Hacker News new | ask | show | jobs
by albertzeyer 3393 days ago
Hi,

That is some very nice and interesting work! In fact, I have also worked on exactly the same thing, so I'm impressed by your accomplishments.

How much have you played around with different local condition features, i.e. the phoneme signal? Was it always with 256 Hz? Have you always used nearest-neighbor for upsampling to 16 kHz? Have you always used those 2 + (1 + 2 + 2) * (40 + 5) = 227 dimensions? We tried just with 39 dimensional phonemes, which also worked but the quality was not so nice and it sounded very robotic, probably due to missing F0. We also only had 100 Hz, but we tried some variants to upscale it to 16 kHz, like linear interpolation or deconv or combinations of them.

In the local conditioning network, you used QRNNs. Did you also try simpler methods, like just pure convolution? (And then the upsampling like you did, by nearest neighbor.)

You are predicting phone duration + F0. Have you also tried an encoder-decoder approach instead, like in Char2Wav? I.e. instead of the duration prediction, you let the decoder unroll it. Then, also like Char2Wav, you can also combine that directly with your Grapheme-to-Phoneme model. Have you tried that?

Did you also try some global condition, like speaker identity?

We also tried all the sampling methods you are listing and observed the same behavior, i.e. only the direct sampling really works. I tried many more deterministic variants (like taking mean) but none of them worked. This is a bit strange. Also the quality can vary depending on the random seed.

Thanks, Albert

1 comments

Feel free to get in touch for more Q/A, my email is in my profile.

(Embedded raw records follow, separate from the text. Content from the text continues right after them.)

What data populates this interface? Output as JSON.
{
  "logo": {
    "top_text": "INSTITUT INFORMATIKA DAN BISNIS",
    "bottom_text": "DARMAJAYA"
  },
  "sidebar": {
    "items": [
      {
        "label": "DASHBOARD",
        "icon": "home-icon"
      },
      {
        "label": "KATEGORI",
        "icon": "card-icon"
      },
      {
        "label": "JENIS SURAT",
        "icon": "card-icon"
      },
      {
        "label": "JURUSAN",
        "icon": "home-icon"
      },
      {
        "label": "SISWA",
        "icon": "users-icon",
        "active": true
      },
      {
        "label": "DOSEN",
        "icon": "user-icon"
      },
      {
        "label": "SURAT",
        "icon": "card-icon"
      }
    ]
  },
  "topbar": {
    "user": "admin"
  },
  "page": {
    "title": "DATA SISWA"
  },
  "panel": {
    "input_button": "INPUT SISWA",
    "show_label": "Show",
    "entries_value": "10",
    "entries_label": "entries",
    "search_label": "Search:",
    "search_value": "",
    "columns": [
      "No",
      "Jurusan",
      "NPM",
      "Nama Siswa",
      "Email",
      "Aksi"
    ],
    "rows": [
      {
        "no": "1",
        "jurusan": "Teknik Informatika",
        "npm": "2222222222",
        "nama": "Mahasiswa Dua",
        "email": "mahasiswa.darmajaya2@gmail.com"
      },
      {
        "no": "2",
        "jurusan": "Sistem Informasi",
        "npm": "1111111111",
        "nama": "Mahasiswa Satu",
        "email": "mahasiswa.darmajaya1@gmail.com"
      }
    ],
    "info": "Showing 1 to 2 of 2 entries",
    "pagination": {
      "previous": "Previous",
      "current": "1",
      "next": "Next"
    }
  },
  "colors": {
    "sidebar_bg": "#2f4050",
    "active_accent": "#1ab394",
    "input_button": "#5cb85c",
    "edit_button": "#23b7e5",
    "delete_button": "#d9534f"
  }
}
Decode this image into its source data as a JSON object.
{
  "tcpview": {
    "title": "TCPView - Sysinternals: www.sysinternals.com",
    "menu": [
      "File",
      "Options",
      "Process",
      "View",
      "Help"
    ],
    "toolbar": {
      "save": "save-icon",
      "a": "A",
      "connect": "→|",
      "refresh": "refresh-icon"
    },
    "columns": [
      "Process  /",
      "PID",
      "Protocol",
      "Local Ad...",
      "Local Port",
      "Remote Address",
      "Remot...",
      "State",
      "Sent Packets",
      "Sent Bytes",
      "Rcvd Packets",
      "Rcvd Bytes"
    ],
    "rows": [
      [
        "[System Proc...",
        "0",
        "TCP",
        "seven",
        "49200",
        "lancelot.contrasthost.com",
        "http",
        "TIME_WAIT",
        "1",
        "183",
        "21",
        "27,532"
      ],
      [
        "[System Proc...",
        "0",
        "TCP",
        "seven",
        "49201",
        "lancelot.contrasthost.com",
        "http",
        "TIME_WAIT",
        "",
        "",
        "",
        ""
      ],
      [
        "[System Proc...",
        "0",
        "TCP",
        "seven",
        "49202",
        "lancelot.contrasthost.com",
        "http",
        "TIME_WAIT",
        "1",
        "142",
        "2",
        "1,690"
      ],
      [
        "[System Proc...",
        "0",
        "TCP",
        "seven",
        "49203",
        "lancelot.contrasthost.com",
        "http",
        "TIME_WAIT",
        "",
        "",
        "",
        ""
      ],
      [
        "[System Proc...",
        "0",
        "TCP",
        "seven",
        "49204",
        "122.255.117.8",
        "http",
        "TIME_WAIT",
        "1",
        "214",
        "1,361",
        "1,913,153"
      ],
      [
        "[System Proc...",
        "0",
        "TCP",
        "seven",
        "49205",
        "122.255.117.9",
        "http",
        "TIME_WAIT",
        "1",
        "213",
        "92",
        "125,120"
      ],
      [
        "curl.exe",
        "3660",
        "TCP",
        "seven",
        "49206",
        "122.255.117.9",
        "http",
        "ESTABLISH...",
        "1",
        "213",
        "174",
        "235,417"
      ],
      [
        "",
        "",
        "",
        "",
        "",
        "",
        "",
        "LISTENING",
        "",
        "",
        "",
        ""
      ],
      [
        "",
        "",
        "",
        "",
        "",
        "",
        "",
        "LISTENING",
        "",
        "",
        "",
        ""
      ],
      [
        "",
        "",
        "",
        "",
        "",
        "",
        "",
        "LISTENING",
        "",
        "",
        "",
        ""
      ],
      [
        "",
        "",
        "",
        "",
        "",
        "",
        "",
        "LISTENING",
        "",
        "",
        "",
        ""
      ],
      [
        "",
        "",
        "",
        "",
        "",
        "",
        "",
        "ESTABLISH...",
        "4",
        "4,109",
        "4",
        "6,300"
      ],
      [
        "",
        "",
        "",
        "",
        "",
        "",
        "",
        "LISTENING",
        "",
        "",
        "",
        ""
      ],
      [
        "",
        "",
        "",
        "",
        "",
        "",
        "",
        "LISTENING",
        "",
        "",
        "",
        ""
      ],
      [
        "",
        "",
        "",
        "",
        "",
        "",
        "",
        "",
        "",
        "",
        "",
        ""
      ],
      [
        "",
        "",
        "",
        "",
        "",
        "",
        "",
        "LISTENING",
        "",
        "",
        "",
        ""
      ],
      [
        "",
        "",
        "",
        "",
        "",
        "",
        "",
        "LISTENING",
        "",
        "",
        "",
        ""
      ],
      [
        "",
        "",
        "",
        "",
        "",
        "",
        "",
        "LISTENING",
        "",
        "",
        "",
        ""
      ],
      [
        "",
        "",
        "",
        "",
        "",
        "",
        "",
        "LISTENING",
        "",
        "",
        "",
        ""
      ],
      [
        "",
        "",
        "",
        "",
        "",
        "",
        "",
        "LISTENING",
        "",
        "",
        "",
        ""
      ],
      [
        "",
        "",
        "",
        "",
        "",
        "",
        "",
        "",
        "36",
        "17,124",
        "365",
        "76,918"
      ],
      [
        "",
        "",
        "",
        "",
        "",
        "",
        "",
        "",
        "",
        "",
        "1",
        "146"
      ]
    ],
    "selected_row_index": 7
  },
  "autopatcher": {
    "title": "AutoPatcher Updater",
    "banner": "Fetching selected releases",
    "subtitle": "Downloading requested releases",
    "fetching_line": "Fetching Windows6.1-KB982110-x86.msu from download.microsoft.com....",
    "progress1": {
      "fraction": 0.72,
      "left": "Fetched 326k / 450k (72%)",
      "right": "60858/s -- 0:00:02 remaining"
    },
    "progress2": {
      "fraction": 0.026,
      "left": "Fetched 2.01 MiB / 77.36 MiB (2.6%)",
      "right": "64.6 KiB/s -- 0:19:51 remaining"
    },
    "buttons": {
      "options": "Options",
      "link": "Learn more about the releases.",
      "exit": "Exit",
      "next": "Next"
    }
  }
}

We've experimented a bunch with many of these hyperparameters. Our phoneme signal has mostly stayed 256 Hz, but we've done a few experiments with lower-frequency signals that indicate it's probably possible to reduce it.

We have used many types of upsampling, and find that the upsampling and conditioning procedure does not affect the quality of the audio itself, but does affect the frequency of pronunciation mistakes. We used bicubic and bilinear interpolation based upsampling, as well as transposed convolutions and a variety of other simpler convolutions (for example, per-channel transposed convolutions). These tend to work and converge, but then generate pronunciation mistakes on difficult phonemes. A full transposed convolution upsampling (two transposed convolution layers with stride 8 each) works almost as well as our bidirectional QRNNs, but it's much, much, more expensive in terms of compute and parameters, and takes longer to train as well.

As noted in the paper, we used many of the original features used for WaveNet before reducing our feature set. F0 is definitely important for proper intonation. We find that including the surrounding phonemes is quite important; with the bidirectional QRNN upsampling, leaving those out still works, but not nearly as well. It seems likely that a different conditioning network would remove the need for those "context" phonemes.

We have not yet used an encoder-decoder approach for duration or F0. Char2Wav has a bunch of interesting ideas, and it may be a direction for our future work. However, we do not plan on including the grapheme-to-phoneme model into our main model, because it's crucial that we easily affect the pronunciation of phonemes with a phoneme dictionary; by having an explicit grapheme-to-phoneme step, we can easily set the pronunciation for unseen words (like "P!nk" or "Worcestershire"; an integrated grapheme-to-phoneme model would not be able to do those, even humans usually cannot!).

We have not yet worked with speaker global conditioning, but it is likely that the results from the WaveNet paper apply to our WaveNet implementation as well.

Finally, as for sampling, we have not seen much variation due to random seed for a fully converged model. However, our intuition for why sampling is important is that the speech distribution is (a) multimodal and (b) biased towards silence. If you are interested, you can gain a little bit of intuition about what the distribution actually looks like by just plotting a color map across time, with high-probability values being bright and low probability values being dark; it generates a pretty plot, and you can see that some areas are clearly stochastic (especially fricatives) and some areas are multimodal (vowel wave peaks).